C’è un libro di Kapuscinski sull’Iran, si intitola Sha in sha, e a un certo punto Kapuscinski dice così:

I libri sulle rivoluzioni inziano di solito con un capitolo dedicato alla corruzione del potere in declino, alla miseria e alle sofferenze del popolo. Dovrebbero invece cominciare con un capitolo di analisi psicologica dove si spieghi il processo per cui un uomo oppresso e in preda al terrore vince improvvisamente i suoi timori e smette di avere parua. È un processo insolito, che talvolta si compie in un attimo come per una specie di choc liberatorio: l’uomo si sbarazza della paura e si sente libero. Senza questo processo, non ci sarebbe alcuna rivoluzione.
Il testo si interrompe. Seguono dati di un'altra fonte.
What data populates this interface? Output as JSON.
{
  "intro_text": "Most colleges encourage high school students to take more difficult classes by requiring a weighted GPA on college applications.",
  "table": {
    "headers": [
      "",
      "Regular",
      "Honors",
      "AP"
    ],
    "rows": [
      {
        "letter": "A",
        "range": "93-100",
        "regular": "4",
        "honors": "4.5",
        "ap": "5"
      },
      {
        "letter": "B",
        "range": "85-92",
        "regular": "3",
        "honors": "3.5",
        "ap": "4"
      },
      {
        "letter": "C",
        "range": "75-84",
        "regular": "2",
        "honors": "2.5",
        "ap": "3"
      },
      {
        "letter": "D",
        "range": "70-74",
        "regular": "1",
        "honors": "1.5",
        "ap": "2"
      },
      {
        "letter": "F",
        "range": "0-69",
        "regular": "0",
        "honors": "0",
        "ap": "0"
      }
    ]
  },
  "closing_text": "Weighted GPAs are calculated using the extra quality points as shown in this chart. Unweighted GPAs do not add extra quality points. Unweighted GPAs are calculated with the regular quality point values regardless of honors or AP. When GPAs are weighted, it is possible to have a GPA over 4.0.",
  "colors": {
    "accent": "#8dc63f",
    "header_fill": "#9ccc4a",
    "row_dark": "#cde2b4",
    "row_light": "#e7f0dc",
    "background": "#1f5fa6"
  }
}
C’è una canzone, che ho sentito cantare recentemente dal coro delle mondine di Novi, dove c’è quel ritornello famoso: Sì ben che siamo donne, paura non abbiamo, che a me mi commuove perché la cantava mia nonna, e mia nonna, i suoi eran mezzadri, e eran diciassette fratelli e sorelle, e suo marito, mio nonno, era orfano, e eran così poveri, anzi, c’era una miseria, a Parma si dice In casa nostra c’era una miseria, che quando siam diventati poveri abbiam fatto una festa.

Ecco mia nonna, quando si è sposata, mi han raccontato che le sue amiche le avevan chiesto come mai avevo sposato un uomo così brutto, girava la voce che mio nonno era brutto, secondo me era non bello, bellissimo, ma allora dicevano che era brutto, non era tanto alto, i capelli rossi, le lentiggini.

Be’ mia nonna una volta me l’ha spiegato, perché aveva sposato mio nonno. C’era stato un furto, e i carabinieri gli erano entrati in casa con le armi spianate per perquisirgli la casa, e Tuo nonno, mi ha detto mia nonna, li guardava in faccia come per dirgli E allora? Credete di farci paura? Non ci fate mica paura.

Che va be’, mio nonno poi è mio nonno, e io, essendo lui mio nonno, e quel nonno lì, io gli voglio un bene che non si può dire ma secondo me, al di là del fatto che era mio nonno, aveva ragione mio nonno, e lo diceva già un altro, tempo prima: Cosa ci possono fare? Ci possono ammazzare, ma non ci possono fare del male. Grazie.